One of the strengths of TIMES-Europe lies in the fact that it covers all energy supply and demand sectors of individual European countries as well as the relevant interactions between them. In this way we are able to make projections for both the EU energy system (and its vicinity) and for its individual member states. It is thus ideally suited to study many near-term energy policy, energy security, and system-integration challenges from an energy system perspective. It also allows investigating the interaction between energy and climate policies of individual member states, as well as between these multiple national policies and those enacted by European policy instruments. We can thereby analyze under which circumstances they may be reinforcing each other, or in other cases actually be counter-productive. With the ETS being the main instrument driving the decarbonization of the industrial and power sectors, these sectors can only be adequately studied using an integrated sector-coupled model at a comprehensive European level. The same holds for the role of hydrogen, synthetic fuels, and biofuels in the future energy system: useful projections require complete sectoral coupling and a full European geographical scope that accounts for bordering regions.

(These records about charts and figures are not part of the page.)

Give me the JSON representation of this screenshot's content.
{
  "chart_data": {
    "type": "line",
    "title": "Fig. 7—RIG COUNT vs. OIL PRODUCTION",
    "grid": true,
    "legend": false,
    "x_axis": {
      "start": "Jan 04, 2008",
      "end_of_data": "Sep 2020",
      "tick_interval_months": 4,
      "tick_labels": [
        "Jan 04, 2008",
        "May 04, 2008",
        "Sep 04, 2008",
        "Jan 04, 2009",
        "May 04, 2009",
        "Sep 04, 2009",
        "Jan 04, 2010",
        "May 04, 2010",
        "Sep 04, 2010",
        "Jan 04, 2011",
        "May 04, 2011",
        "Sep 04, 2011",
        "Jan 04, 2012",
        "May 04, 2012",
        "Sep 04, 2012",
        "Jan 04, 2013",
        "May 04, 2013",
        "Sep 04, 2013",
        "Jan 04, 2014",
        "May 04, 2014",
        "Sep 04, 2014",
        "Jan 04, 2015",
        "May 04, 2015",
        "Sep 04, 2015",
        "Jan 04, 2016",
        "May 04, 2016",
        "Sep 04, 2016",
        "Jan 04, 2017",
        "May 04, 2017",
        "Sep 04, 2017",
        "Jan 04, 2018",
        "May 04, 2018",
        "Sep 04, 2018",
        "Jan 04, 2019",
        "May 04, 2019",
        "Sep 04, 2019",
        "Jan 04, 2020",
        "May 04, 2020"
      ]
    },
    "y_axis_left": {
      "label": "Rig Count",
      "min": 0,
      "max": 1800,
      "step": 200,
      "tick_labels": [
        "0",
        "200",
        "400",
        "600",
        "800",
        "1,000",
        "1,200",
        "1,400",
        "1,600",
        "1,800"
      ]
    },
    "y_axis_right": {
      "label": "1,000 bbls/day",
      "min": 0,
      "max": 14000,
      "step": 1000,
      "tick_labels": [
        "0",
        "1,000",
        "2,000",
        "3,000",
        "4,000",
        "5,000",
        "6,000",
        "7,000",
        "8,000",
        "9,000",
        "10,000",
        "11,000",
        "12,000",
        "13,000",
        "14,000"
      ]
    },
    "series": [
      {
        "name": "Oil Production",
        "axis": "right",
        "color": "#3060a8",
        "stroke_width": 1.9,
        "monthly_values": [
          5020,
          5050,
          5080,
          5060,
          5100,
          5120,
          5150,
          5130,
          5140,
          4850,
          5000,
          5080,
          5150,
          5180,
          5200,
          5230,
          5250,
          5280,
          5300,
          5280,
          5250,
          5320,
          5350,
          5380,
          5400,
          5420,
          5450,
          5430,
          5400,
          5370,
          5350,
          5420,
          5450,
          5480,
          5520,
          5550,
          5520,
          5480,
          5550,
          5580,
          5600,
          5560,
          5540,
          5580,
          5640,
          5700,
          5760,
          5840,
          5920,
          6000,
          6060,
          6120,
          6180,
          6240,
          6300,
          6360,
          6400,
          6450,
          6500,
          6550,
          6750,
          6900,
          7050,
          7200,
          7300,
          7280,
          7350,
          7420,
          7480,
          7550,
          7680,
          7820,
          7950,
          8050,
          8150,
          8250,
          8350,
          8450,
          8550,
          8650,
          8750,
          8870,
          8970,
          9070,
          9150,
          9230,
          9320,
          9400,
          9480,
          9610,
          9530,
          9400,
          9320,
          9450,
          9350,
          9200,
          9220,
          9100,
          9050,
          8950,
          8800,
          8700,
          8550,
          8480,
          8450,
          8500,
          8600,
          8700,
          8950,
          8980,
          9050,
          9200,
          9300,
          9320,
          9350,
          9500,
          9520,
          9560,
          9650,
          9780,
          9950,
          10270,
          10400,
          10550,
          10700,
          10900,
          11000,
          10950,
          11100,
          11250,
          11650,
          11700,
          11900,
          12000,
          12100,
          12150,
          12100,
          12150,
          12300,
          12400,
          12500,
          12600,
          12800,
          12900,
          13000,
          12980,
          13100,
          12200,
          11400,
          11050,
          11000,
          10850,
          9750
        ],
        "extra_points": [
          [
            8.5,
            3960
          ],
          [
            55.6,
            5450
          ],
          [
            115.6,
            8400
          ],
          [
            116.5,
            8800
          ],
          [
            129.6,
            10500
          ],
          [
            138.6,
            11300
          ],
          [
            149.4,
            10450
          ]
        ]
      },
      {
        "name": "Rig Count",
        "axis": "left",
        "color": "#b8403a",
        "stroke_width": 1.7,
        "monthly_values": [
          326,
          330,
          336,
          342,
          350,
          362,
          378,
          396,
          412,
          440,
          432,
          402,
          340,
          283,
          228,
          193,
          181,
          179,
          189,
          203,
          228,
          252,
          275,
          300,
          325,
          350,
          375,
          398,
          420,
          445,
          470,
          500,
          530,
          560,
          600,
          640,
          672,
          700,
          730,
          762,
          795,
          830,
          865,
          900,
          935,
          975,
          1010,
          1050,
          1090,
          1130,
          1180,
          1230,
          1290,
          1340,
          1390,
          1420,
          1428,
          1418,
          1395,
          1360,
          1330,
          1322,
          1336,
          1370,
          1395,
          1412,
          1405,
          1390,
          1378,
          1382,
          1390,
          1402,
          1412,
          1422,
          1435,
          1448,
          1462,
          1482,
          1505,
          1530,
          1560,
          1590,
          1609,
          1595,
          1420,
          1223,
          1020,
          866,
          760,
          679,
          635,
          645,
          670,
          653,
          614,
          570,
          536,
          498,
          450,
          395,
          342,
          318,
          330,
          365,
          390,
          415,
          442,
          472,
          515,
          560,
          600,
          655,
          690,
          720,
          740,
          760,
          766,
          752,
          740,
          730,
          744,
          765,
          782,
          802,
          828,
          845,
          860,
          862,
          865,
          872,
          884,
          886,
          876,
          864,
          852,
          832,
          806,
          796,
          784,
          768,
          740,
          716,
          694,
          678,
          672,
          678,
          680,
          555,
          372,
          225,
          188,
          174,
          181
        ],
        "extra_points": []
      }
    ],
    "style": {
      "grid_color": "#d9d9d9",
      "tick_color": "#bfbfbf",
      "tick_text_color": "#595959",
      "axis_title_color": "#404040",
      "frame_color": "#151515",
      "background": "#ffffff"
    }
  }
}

To further advance TIMES-Europe as valuable tool for European energy system analyses, we intend to implement several improvements, some of which are already underway. First, we plan to integrate a detailed representation of tailor-made energy efficiency and CO2 abatement options available to the individual industrial subsectors. For this purpose, we will take advantage of the extensive analyses of decarbonization options available in industry as published by MIDDEN [39]. Second, a detailed representation of hydrogen conversion and transportation infrastructure allows us to study the increasing cross-sector interactions between the power, industry, and transport sectors when large quantities of hydrogen are to be produced within Europe and/or its bordering regions. Third, we plan to extend the biofuel and synthetic fuel module of TIMES-Europe in order to further capture the sector-coupling benefits and trade-offs resulting from the likely growing use of these fuels. Alongside these developments, we will implement a detailed representation of the tools and legislation resulting from the Fit-for-55 [3] and REPowerEU [4] proposals, once they come into action. In the long run, we may also increase the number of time slices to capture energy demand and supply in different periods of the year, as well as the intermittency of renewable resources, even more accurately.

We strongly believe that with the development of TIMES-Europe, we can make a valuable contribution to analyzing the desirable and necessary shape of the future European energy system. With this model we are well equipped to study and project European energy transition scenarios, while tackling research questions directly relevant for the formulation and design of EU climate policy and energy security strategy.